ケルントナー通りからヴァイブルク通り(Weihburggasse)を入って少し行ったところにある広場に面した水色の三角屋根の教会が、フランツィスカーナ教会です。広場にはクライネスカフェーというテラスカフェもあり、中央にはモーゼ像が建っています。

フランツィスカーナ教会
<フランツィスカーナ教会のファサードとモーゼ像>

ウィーンの教会にしては少し珍しい外観ですが、14世紀に作られた中世後期の建物に、16世紀にフランシスコ会という修道会が入り、17世紀に建て替えられた、ウィーン唯一のルネサンス様式の宗教建築です。

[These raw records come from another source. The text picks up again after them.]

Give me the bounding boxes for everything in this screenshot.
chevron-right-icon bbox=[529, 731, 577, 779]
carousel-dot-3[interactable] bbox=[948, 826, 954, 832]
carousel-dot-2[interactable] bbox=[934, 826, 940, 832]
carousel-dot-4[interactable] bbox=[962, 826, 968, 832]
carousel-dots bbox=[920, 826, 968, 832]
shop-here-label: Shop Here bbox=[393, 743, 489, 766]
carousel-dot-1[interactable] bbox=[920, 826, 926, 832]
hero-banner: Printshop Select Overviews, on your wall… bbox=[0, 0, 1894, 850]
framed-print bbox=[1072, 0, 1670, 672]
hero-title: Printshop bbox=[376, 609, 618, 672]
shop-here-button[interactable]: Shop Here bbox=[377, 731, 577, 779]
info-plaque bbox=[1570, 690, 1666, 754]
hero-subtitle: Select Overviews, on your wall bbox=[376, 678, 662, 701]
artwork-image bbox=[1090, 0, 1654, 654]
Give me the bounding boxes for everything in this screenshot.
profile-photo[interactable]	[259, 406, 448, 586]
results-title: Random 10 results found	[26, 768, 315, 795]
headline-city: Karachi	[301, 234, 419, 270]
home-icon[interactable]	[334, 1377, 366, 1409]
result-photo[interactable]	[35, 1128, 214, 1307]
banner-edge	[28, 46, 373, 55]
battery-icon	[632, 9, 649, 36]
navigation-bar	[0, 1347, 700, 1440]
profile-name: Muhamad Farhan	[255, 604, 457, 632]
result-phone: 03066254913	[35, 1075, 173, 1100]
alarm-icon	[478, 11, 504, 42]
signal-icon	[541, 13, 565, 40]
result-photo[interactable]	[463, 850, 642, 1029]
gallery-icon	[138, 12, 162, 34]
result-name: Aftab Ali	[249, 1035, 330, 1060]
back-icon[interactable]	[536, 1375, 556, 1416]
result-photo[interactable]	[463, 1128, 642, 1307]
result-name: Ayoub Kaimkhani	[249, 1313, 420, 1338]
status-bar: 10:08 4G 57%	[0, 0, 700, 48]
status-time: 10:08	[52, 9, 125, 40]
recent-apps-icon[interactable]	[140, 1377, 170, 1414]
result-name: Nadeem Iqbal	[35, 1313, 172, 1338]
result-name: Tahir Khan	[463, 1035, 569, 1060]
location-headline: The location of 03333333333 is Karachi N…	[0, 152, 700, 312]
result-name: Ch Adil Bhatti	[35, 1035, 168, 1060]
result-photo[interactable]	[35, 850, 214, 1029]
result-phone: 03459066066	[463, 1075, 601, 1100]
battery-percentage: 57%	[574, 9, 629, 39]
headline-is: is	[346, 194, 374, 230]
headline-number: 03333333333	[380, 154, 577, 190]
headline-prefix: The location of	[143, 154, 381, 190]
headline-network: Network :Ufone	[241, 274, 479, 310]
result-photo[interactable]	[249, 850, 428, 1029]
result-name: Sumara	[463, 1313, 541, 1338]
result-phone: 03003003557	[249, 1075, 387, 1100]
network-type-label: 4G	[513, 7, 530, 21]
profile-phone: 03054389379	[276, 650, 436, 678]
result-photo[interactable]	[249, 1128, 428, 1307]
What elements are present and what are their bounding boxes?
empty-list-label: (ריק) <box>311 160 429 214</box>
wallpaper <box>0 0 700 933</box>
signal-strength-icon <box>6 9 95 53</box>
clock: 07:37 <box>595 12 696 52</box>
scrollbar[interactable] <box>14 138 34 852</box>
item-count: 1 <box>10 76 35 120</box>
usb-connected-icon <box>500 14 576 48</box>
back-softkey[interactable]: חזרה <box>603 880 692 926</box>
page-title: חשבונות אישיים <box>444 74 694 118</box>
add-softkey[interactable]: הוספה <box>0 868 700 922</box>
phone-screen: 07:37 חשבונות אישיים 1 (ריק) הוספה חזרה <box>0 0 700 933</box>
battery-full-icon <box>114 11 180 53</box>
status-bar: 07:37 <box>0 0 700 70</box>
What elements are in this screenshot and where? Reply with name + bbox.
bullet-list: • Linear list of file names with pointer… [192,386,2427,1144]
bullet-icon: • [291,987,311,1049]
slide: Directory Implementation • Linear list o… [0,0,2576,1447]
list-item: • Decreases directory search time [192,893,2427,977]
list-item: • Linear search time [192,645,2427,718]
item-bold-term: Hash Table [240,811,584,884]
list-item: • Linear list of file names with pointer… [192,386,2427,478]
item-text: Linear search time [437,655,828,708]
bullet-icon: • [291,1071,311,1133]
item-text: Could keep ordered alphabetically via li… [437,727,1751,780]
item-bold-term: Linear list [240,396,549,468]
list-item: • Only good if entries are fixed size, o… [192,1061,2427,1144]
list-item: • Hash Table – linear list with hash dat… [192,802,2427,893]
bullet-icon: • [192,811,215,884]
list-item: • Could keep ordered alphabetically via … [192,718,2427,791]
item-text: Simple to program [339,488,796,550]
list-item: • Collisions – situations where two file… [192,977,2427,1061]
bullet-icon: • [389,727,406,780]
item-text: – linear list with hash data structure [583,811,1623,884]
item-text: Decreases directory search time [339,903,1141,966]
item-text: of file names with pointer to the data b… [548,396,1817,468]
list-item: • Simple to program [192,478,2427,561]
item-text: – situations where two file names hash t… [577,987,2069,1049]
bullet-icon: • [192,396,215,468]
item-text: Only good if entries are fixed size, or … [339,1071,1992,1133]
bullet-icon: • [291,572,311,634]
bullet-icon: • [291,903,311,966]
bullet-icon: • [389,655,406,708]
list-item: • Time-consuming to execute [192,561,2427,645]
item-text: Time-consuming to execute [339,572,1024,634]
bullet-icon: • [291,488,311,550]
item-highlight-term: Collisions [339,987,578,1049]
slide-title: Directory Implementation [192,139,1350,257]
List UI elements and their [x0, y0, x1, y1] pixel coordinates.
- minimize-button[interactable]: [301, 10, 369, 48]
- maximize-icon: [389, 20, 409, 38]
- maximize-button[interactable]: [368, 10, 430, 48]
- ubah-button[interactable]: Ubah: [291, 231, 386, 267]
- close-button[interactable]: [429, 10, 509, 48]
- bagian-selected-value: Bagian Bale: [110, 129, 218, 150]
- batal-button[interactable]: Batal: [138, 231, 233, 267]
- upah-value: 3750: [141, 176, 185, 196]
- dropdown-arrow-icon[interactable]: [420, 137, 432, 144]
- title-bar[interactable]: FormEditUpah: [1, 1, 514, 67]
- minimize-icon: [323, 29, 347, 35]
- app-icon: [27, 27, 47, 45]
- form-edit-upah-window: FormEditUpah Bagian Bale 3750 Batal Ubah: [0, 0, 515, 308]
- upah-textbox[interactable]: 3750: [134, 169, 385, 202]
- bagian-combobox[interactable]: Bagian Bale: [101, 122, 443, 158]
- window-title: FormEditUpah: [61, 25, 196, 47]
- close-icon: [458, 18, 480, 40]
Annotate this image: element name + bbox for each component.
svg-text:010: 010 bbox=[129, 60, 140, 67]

明るい水色の外観とは対照的に、茶色と白と金色を基調にした、落ち着いた後期バロック様式の内部が印象的です。

フランツィスカーナ教会
<フランツィスカーナ教会主祭壇>

また、後ろを振り返ると、ウィーン最古の演奏可能なパイプオルガン(1642年)があります。

フランツィスカーナ教会
<ウィーン最古のパイプオルガン>

街歩きをしていても気持ちのいい通りですが、ふと気になった教会に入ってみて、重厚な歴史を感じるのも素敵ですね。

>>公式ホームページはこちら

まとめ

今回は、ウィーン旧市街の南側にある五つの教会を探索してみました。歩いてものの10分ほどの範囲ですが、騎士団や修道会など、異なる組織の拠点となっているので、こんなに密集しているのに棲み分けがされているのですね。外見は小さく目立たないものでも、中に入ってみたら豪華だったりと、意外な側面が見られます。

今後も街歩き気分で、ウィーン旧市街の知られざる教会建築をご紹介していきますので、お楽しみに!